Cremaschi Andrea, Argiento Raffaele, Shoemaker Katherine, Peterson Christine, Vannucci Marina
Department of Cancer Immunology, Institute of Cancer Research, Oslo University Hospital, Oslo, Norway.
Oslo Centre for Biostatistics and Epidemiology (OCBE), University of Oslo, Oslo, Norway.
Bayesian Anal. 2019 Dec;14(4):1271-1301. doi: 10.1214/19-ba1153. Epub 2019 Mar 28.
Gaussian graphical models are useful tools for exploring network structures in multivariate normal data.
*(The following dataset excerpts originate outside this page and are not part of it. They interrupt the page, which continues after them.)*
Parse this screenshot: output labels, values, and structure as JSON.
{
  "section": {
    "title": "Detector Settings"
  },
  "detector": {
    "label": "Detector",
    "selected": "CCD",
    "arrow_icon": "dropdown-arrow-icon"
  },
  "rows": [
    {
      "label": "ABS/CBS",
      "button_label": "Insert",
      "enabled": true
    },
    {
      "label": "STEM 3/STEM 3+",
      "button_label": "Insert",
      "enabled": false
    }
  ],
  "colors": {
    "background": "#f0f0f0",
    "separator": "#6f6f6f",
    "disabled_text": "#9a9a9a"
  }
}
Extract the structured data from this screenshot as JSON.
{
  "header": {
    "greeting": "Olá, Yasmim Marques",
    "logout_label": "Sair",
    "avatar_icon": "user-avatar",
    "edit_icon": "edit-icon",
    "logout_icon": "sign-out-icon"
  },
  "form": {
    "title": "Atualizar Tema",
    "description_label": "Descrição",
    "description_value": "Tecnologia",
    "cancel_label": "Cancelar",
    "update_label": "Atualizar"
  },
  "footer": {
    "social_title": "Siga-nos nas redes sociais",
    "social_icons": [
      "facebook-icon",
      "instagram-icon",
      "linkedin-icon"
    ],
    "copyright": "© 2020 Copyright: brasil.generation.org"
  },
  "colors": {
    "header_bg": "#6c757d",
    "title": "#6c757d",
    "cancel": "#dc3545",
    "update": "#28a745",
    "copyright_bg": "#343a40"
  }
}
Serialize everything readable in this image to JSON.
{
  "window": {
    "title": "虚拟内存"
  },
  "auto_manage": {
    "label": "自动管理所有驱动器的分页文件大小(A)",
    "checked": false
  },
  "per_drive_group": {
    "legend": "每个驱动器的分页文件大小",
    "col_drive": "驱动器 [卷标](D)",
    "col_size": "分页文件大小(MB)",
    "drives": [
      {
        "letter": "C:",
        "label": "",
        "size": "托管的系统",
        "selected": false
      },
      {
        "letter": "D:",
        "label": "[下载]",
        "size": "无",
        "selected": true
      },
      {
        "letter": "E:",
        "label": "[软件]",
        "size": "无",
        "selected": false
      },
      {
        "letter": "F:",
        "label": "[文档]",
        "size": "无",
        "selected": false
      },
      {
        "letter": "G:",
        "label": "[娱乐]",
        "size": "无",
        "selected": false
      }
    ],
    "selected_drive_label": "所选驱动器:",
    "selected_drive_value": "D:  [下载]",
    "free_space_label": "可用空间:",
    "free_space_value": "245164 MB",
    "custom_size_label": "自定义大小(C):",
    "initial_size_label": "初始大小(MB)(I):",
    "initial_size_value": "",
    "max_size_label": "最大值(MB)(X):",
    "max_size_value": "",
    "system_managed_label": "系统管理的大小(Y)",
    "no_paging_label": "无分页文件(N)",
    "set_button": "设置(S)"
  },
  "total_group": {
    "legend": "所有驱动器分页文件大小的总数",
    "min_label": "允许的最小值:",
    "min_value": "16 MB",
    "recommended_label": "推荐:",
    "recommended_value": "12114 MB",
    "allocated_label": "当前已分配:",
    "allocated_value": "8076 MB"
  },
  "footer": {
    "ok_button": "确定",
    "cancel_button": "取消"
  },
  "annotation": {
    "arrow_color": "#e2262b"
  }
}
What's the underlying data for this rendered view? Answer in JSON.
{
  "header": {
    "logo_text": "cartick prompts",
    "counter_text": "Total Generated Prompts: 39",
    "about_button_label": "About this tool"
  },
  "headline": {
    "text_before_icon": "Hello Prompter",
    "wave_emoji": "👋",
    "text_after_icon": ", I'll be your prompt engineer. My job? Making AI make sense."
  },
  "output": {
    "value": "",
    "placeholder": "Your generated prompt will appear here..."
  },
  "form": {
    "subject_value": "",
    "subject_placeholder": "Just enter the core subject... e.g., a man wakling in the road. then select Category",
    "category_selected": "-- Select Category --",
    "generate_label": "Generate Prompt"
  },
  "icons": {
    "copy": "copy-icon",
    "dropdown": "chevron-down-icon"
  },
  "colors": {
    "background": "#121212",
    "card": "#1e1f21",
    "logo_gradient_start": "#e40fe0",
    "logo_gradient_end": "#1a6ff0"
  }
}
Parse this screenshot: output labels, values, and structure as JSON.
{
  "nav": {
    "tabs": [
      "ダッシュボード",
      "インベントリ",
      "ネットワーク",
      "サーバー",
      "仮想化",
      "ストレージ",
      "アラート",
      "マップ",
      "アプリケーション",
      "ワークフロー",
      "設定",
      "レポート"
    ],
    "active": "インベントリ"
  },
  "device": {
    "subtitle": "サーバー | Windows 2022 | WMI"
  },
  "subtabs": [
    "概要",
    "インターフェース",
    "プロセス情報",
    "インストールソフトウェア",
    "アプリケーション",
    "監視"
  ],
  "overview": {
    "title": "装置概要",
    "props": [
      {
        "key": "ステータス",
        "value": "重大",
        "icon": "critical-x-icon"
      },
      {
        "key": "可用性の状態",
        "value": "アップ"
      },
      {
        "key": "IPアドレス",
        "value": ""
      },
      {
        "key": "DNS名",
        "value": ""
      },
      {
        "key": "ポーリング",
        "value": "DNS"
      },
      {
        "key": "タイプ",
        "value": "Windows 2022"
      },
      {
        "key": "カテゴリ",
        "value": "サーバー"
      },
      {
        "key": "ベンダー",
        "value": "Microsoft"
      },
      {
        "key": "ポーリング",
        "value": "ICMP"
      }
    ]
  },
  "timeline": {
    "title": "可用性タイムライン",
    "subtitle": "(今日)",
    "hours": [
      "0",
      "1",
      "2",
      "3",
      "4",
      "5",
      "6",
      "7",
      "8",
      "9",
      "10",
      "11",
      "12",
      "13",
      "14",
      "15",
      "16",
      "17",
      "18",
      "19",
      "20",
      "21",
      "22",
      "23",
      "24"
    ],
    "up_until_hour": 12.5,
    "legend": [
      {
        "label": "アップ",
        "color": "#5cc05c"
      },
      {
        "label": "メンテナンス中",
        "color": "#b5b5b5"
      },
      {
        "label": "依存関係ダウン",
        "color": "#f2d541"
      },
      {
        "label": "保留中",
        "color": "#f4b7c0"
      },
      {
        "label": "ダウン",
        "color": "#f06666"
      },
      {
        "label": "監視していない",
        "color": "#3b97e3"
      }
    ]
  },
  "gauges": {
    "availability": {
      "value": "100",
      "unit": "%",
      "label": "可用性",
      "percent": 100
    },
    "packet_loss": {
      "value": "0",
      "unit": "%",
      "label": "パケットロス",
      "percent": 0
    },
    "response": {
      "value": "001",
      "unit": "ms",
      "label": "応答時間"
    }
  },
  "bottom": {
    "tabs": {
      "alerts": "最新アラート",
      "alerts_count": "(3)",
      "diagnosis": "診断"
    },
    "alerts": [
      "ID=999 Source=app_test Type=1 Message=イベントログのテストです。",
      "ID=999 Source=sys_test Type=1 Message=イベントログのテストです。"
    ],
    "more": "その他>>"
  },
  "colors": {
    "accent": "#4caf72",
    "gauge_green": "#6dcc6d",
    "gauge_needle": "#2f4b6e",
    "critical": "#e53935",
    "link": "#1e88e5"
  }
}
In this paper we are interested in situations where data show departures from Gaussianity, therefore requiring alternative modeling distributions. The multivariate -distribution, obtained by dividing each component of the data vector by a gamma random variable, is a straightforward generalization to accommodate deviations from normality such as heavy tails. Since different groups of variables may be contaminated to a different extent, Finegold and Drton (2014) introduced the Dirichlet -distribution, where the divisors are clustered using a Dirichlet process. In this work, we consider a more general class of nonparametric distributions as the prior on the divisor terms, namely the class of normalized completely random measures (NormCRMs). To improve the effectiveness of the clustering, we propose modeling the dependence among the divisors through a nonparametric hierarchical structure, which allows for the sharing of parameters across the samples in the data set. This desirable feature enables us to cluster together different components of multivariate data in a parsimonious way. We demonstrate through simulations that this approach provides accurate graphical model inference, and apply it to a case study examining the dependence structure in radiomics data derived from The Cancer Imaging Atlas.
高斯图形模型是探索多元正态数据网络结构的有用工具。在本文中,我们关注数据偏离高斯性的情况,因此需要替代的建模分布。通过将数据向量的每个分量除以一个伽马随机变量得到的多元分布,是一种直接的推广,以适应偏离正态性的情况,如重尾。由于不同组的变量可能受到不同程度的污染,Finegold和Drton(2014)引入了狄利克雷分布,其中除数使用狄利克雷过程进行聚类。在这项工作中,我们考虑一类更一般的非参数分布作为除数项的先验,即归一化完全随机测度(NormCRMs)类。为了提高聚类的有效性,我们建议通过非参数层次结构对除数之间的依赖性进行建模,这允许在数据集中的样本之间共享参数。这个理想的特性使我们能够以简洁的方式将多元数据的不同分量聚类在一起。我们通过模拟证明了这种方法提供了准确的图形模型推断,并将其应用于一个案例研究,该研究考察了来自癌症成像图谱的放射组学数据中的依赖性结构。